The workshop on “Capacity building for teacher policy development in Central America and the Caribbean” was organized by SUMMA, the Organization of Eastern Caribbean States -OECS-, IDRC, and co-organized by KIX LAC and UNESCO.
The main objective of the workshop was to strengthen knowledge and understanding of the process of development, dimensions and implementation of a teacher policy presented in the “Teacher Policy Development Guide” (2019), a tool designed by the International Task Force on Teachers too assist national policy- and decision-makers and education officials to develop an informed teacher policy as an integrated component of national education sector plans or policies, aligned to national development plans and strategies.
Raúl Chacón, Director of KIX LAC, welcomed and thanked the more than 59 participants, representatives of the Ministries of Education of El Salvador, Grenada, Guatemala, Guyana, Haiti, Honduras, Nicaragua, Saint Lucia, Saint Vincent and the Grenadines, for their participation, pointing that “it is essential to have a space like this for dialogue between representatives of ministries of education to learn about the efforts that countries are making in teacher policy. I would like to highlight the need to include teachers, unions and trade unions in discussions within countries on teacher development from the initial stages, and to be able to consider the multiple perspectives to address the challenges faced by public policy makers and implementers. This is because decision making is not reduced to simplifying the evidence, but to a conscious exercise of asking how that evidence is effectively linked to political decision making processes.
According to data from the GEM Report (UNESCO/SUMMA), teachers need more support to face the challenge of diversity and are often not offered opportunities for continuous professional development. Despite the fact that 70% of the countries in the region have laws or policies that provide for teacher training on inclusion, more than 50% reported that they lacked professional training to teach students with special needs.
Likewise, the main challenges for teacher training include the lack of a professional degree, the lack of teachers in rural schools, the low number of teachers in certain disciplines and few requirements to enter the teaching career.
Florencio Ceballos, IDRC Senior Program Specialist, said that “today’s meeting is very important and we are glad to have the voice of all the Ministries, since many times decisions and policies are generated based only on evidence, but we believe that it is even more important to generate spaces for common dialogue and to generate more inclusive discussion processes, incorporating other actors and other voices to these processes”. During the workshop, discussions were held on the current situation in the countries and the projects that are being carried out to improve the professional development of teachers.
Dr.
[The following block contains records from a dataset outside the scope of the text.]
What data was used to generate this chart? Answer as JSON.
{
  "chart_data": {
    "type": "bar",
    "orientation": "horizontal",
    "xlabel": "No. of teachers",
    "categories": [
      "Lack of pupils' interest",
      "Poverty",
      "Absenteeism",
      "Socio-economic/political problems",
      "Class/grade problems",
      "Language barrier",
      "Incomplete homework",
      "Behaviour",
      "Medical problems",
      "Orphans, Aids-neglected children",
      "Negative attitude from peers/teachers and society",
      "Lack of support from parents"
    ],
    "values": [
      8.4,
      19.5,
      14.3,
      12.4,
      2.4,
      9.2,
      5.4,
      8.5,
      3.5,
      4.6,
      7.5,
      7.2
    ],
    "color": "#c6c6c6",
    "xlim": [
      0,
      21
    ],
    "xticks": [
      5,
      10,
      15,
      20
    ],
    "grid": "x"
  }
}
Carlos Vargas Tamez, Chief of UNESCO’s Section for Teacher Development and of the Secretariat of the International Working Group; Peter Wallet, program specialist and Emilia Soto from Teachers for Education 2030 (TTF), presented the Guide, which detailed the following dimensions: teaching standards, equitable distribution, employment and working conditions, rewards and remuneration, and professional development.
The following participated in the meeting: Talia Miranda (GPE); Jesica Medina (Honduras); Lucidalia Carranza (Honduras); Michelle Brathwaite and Glenroy George (Grenada); Quenita Walrond Lewis (Guyana); Talia Miranda, Senior Education Specialist (TTF); Keith Thomas; Dixton Findlay and Idelia Ferdinand (St. Vincent and the Grenadines); Claudia Louis (St. Lucia); Gustave Joseph and Bayard Lapommeray (Haiti); Yeni Rivas, Juan Carlos Fernández and Carlos Rodríguez (El Salvador); Amalia Cujcuy Colaj, Rossen Jenniffer Mirón, Idania Vanessa Lopez and María Angélica Morales (Guatemala); Luis Minero (El Salvador); Alina Gonzalez, Mirtha Bejarano and Martha Illescas (Nicaragua).